= Church etiquette =

Norms in Christian churches

Church etiquette varies greatly between the different nations and cultural groups among whom Christianity is found. In Western Culture, in common with most social situations, church etiquette has generally changed greatly over the last half-century or more, becoming much less formal. Church etiquette might be seen to mirror other social changes, with the use of given names for leaders, informal dress.

==Dress==

In North America, Oceania and Europe, up until circa the mid-1970s it was often expected that worshippers wore their best clothes to church services (known colloquially as the Sunday best). This tradition still exists—while it has declined in many mainstream churches, it is still present in the traditional Latin Mass Catholic churches, Southern Baptist, Latter-day Saint and Jehovah's Witnesses traditions in the United States, as well as many black evangelical churches.

Those who support more relaxed dress codes do so on the basis that congregants should come to God as they are, and that communion with God requires no special clothing. Those who support more formal dress consider that although communion with God does indeed not require special clothing, a church service is an office of devotion and as a matter of respect, it is therefore appropriate to wear one's best attire.

In recent decades, some churches have encouraged a more informal dress code. Even where dress code is more relaxed it is still generally considered proper to dress modestly. Among the first to adopt this policy were the Calvary Chapel associated churches. Many clergy members, especially those in denominations and religious groups formed in the 20th century, have abandoned the traditional robes and vestments in favor of business casual clothing. This change was made to close the perceived gap between the clergy and laypersons. Some even wear jeans and other everyday casual wear along with the congregation. One popular option for women is a church suit.
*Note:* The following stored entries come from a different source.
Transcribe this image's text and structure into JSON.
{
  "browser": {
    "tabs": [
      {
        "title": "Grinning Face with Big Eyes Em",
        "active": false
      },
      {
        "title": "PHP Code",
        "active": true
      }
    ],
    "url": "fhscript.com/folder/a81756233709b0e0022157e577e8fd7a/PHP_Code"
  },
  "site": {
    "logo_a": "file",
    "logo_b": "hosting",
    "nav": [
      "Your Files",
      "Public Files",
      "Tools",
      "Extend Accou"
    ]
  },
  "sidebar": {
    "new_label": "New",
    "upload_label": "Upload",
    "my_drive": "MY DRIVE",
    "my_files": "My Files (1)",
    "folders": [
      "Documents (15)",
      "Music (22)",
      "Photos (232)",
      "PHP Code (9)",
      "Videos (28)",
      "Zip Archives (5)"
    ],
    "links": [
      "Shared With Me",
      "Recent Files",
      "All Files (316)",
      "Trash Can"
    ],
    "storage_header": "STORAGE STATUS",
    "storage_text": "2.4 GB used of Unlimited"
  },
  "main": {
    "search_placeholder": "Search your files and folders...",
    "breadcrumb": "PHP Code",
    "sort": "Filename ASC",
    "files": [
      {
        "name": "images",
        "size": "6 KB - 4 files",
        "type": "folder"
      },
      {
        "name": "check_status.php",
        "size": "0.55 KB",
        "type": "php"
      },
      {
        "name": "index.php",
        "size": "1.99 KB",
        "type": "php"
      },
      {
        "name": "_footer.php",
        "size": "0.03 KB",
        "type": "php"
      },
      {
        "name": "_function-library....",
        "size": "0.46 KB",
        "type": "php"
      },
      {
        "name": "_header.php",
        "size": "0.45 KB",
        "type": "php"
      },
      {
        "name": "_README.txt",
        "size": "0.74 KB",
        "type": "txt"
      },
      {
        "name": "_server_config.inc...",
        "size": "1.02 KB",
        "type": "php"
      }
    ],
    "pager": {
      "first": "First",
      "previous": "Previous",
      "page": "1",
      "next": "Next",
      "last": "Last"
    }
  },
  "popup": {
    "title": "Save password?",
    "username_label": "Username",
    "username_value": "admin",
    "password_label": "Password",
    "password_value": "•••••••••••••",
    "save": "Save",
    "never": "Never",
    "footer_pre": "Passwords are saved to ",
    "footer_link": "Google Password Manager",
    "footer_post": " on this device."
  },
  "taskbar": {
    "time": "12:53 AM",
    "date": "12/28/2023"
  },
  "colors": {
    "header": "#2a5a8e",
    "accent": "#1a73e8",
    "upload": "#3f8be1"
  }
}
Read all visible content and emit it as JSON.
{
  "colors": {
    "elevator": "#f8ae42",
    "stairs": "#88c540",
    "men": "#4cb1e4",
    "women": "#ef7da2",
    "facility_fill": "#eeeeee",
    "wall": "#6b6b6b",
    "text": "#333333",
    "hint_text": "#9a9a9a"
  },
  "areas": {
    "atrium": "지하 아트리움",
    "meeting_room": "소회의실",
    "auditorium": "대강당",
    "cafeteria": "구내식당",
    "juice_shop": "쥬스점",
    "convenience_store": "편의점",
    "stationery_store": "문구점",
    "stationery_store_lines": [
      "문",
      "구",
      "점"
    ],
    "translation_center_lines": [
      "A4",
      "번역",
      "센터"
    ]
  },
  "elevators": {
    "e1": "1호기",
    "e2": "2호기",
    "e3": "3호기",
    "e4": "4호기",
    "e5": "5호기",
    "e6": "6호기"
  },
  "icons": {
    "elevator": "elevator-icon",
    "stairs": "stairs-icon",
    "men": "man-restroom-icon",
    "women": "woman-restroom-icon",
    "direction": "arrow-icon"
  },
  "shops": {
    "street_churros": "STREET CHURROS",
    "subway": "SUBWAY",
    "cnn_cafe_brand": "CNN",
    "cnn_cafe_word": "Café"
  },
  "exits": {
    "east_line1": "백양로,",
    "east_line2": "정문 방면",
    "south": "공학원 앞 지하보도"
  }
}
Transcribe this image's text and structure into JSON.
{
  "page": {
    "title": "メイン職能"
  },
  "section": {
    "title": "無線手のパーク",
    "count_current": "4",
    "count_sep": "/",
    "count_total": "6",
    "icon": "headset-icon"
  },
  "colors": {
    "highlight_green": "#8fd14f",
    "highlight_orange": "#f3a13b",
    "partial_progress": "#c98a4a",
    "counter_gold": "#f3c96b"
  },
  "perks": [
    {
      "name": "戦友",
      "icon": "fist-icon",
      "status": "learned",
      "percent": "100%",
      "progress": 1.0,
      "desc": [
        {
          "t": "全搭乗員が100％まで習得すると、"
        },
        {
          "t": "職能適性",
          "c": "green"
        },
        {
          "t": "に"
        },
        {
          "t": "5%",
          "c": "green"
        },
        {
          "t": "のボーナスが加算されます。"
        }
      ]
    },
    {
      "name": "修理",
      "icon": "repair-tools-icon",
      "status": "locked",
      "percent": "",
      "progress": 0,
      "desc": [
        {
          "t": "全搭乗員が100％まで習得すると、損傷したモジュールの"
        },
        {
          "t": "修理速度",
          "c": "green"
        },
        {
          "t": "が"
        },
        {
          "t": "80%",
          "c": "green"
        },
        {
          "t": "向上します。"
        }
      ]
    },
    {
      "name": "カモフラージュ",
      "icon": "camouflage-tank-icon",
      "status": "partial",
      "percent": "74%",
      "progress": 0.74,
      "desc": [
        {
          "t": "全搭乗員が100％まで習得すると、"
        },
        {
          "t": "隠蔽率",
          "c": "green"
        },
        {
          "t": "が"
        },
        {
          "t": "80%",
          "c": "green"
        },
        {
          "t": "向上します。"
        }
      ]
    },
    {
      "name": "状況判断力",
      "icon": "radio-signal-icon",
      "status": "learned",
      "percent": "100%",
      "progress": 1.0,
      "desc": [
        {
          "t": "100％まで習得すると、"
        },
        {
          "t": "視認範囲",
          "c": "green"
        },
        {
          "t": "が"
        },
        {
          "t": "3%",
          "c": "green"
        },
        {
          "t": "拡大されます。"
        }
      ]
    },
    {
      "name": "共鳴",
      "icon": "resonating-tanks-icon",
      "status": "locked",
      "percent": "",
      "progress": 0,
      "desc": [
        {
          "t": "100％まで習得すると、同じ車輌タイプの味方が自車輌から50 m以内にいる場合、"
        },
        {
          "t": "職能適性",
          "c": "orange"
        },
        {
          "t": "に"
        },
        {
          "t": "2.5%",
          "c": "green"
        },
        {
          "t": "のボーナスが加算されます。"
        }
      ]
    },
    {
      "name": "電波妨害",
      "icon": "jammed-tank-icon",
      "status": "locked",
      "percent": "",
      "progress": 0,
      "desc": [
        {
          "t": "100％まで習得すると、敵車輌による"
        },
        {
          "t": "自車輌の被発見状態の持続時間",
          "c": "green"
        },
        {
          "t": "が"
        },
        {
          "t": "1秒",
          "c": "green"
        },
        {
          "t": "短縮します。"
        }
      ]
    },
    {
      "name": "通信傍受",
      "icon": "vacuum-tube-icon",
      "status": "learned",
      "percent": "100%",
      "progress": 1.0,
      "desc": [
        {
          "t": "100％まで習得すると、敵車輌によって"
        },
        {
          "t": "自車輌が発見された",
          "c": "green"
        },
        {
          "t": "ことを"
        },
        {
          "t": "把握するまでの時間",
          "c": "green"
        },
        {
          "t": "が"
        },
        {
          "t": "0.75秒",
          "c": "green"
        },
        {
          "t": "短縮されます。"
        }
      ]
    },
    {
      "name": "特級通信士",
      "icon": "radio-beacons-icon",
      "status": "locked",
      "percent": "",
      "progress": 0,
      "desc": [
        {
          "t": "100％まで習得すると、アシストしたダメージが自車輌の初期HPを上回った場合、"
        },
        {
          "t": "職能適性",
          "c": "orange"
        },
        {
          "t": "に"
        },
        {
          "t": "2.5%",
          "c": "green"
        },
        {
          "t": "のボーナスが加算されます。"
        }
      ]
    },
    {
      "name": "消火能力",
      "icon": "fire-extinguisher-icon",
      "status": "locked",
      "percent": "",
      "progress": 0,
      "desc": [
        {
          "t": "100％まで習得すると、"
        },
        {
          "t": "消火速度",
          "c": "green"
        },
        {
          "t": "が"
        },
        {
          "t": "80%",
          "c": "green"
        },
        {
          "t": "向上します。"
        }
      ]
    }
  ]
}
Though a small minority, Christian naturists take this one step further, and wear no clothing at all, which they see as "God's design".

==Catholic customs==
In order to maintain a respectful atmosphere in the major Roman churches, a dress code is recommended, but those not dressed in a conservative fashion will still be admitted into the church.

Upon meeting the Pope, or taking part in Papal ceremonies, the preferred mode of dress is either a business suit or in national costume. Male diplomats may, in formal settings, wear white tie and tails, without top hat. However, black tie is contrary to the norm. Catholic Queens may wear white dresses with white mantillas, usually propped up with an ivory comb. Under normal conditions, other women may wear black dresses with black mantillas. At times, when newlyweds are presented to the Pope, the bride may wear her bridal dress.

==Alcohol==
It is generally considered poor form to consume alcohol (other than as part of the sacrament) on church premises, and turning up intoxicated to a church service would generally be considered disrespectful. The Methodist, Latter-day Saint, Seventh-day Adventist, and other traditions go further, frowning on alcohol altogether.